Being right- or left-handed is a familiar fact about yourself you likely don’t think about much on a day-to-day basis. However, your handedness affects how you interact with the world.
For many people, it determines how they brush their teeth, use tools, play sports, write, eat and much more. Simply try to enjoy a bowl of soup or sign your name with your nondominant hand to appreciate the impact a hand preference can have on your daily life.
Interestingly, this behavioral asymmetry is not unique to humans. Preferences for using the right or left hand, paw or eye exist in most species. For example, many primate species have individual left- or right-hand preferences for manual tasks. Similarly, different bird species have varying eye preferences for distinct visual tasks. Even the largest animal alive, the blue whale, shows a preference for the direction of its rolls during feeding. This inherent and often-overlooked feature of behavioral asymmetry is a widespread phenomenon in the animal kingdom.

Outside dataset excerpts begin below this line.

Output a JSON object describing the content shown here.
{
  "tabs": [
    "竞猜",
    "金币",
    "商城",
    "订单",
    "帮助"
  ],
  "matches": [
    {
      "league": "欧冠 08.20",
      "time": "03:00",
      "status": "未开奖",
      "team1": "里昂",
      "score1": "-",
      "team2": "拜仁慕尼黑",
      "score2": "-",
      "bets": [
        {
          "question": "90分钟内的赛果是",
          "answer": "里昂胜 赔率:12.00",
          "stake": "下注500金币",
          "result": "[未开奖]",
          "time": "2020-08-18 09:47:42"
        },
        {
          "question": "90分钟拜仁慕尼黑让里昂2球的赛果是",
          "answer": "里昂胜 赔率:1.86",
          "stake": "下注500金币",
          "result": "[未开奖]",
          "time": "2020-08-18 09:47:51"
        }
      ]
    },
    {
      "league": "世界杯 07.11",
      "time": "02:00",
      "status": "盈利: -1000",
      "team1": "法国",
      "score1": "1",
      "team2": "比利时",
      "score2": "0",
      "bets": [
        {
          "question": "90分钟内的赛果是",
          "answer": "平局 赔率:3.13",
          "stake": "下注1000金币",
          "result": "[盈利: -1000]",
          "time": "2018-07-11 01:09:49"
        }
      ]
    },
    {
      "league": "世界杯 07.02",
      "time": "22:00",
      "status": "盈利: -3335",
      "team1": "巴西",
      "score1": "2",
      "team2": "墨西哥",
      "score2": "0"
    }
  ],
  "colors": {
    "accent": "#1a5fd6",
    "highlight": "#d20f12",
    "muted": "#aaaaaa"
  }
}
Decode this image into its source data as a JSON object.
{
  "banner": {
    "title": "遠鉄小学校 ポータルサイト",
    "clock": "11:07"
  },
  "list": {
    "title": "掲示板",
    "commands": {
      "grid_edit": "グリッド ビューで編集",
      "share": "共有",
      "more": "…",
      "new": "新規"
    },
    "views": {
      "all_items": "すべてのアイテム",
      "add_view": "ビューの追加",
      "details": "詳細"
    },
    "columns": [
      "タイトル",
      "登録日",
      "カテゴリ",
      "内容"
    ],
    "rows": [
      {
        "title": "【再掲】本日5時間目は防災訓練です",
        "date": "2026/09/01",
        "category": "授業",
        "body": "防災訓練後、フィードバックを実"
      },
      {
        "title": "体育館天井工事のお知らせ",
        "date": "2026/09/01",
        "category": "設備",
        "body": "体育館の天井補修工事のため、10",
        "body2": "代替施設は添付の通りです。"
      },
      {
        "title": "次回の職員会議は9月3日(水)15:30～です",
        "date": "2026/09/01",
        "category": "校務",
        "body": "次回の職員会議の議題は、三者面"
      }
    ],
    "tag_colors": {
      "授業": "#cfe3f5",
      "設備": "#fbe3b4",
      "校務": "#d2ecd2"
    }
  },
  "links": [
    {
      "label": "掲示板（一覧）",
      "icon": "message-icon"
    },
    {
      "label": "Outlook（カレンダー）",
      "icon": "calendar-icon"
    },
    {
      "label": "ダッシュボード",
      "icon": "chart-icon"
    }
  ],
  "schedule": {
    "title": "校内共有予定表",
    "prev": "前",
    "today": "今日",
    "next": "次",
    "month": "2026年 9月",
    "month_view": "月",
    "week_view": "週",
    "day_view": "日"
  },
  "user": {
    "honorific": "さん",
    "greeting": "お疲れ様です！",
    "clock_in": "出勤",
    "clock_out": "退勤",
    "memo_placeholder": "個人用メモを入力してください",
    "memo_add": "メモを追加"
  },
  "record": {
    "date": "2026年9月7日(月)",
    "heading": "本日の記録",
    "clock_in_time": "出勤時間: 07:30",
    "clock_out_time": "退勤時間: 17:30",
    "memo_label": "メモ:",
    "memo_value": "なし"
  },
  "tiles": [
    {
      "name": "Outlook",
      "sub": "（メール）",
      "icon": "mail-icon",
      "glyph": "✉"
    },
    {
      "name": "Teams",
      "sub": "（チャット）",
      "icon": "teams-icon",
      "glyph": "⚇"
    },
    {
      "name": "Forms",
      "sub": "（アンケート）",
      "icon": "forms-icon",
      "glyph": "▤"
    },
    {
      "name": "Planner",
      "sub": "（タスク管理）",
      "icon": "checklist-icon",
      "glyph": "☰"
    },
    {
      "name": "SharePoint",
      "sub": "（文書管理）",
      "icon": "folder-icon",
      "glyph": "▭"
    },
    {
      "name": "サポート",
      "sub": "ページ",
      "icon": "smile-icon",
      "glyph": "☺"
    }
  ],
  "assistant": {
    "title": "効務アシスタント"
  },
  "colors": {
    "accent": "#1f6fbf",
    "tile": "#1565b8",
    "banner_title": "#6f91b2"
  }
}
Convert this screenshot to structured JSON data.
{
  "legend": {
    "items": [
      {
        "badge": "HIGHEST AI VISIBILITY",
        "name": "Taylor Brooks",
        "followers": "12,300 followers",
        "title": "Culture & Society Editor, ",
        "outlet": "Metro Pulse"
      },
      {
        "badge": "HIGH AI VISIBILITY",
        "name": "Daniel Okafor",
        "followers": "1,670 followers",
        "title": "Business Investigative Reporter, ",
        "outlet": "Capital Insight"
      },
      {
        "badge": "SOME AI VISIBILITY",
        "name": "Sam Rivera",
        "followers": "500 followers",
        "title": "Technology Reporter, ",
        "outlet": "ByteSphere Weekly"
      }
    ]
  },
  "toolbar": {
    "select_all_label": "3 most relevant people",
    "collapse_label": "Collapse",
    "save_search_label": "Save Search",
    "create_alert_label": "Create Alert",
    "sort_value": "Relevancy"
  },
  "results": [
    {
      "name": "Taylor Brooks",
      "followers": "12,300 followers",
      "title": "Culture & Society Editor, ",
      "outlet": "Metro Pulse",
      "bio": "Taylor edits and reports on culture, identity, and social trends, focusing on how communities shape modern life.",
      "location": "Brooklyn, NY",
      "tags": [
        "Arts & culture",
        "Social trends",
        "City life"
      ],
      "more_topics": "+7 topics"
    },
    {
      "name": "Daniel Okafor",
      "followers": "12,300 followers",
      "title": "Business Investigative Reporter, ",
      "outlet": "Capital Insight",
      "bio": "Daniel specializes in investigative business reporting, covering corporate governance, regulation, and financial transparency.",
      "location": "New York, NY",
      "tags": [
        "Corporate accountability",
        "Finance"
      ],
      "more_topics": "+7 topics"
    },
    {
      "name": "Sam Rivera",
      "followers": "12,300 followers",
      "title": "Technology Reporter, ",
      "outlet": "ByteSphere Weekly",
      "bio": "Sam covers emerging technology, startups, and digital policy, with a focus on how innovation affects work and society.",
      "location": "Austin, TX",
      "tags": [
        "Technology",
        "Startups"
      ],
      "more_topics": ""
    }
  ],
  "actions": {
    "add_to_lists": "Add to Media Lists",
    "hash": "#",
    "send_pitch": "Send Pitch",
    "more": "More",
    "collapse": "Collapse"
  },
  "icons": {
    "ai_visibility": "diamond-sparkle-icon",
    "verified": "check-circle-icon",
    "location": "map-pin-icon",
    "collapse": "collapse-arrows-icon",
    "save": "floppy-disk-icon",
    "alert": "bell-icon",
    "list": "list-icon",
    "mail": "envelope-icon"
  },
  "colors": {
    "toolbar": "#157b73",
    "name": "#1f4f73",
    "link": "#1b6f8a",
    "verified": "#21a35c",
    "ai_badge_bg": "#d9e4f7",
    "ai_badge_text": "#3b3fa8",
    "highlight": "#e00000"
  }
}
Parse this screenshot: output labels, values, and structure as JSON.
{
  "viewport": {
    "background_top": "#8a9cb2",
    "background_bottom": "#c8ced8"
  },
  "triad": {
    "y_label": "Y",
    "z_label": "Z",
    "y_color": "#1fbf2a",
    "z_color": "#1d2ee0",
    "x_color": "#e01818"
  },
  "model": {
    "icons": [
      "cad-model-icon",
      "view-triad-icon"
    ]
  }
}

The universality of behavioral asymmetry suggests that having an assigned hand, eye or other preference is beneficial. But depending on one hand for so many important tasks means that a single injury could be devastating. This paradox poses an important question: Why would having handedness be better for survival than not?
Insights from fish ‘handedness’
To address this question, scientists have tried to understand the genetics of handedness. While large-scale genetic studies in humans have identified dozens of genes associated with handedness, researchers also found that genetics alone only partially accounts for whether someone is left- or right-handed. This means behavioral asymmetry like handedness is likely the product of complex interactions between genetics, development and the environment.
For the past six years, my research lab has been interested in understanding behavioral asymmetry and how such behaviors get encoded in the brain. We primarily use larval zebrafish to explore the neural basis of behavioral asymmetry. These animals have transparent bodies and rapidly develop into adults in just a few days, making them ideal models to study. Additionally, the genetics and brain structure of zebrafish are highly similar to those of humans.
Fish have a form of handedness called motor asymmetry, which involves sustained periods of turning in the same direction. I had previously found that when light was cut off, larval zebrafish start circling in a leftward or rightward direction, sometimes for up to a minute or more. The fish would continue to preferentially turn in that same direction over the course of hours, days and even weeks, looking for a light source. This meant that vision drove their motor asymmetry.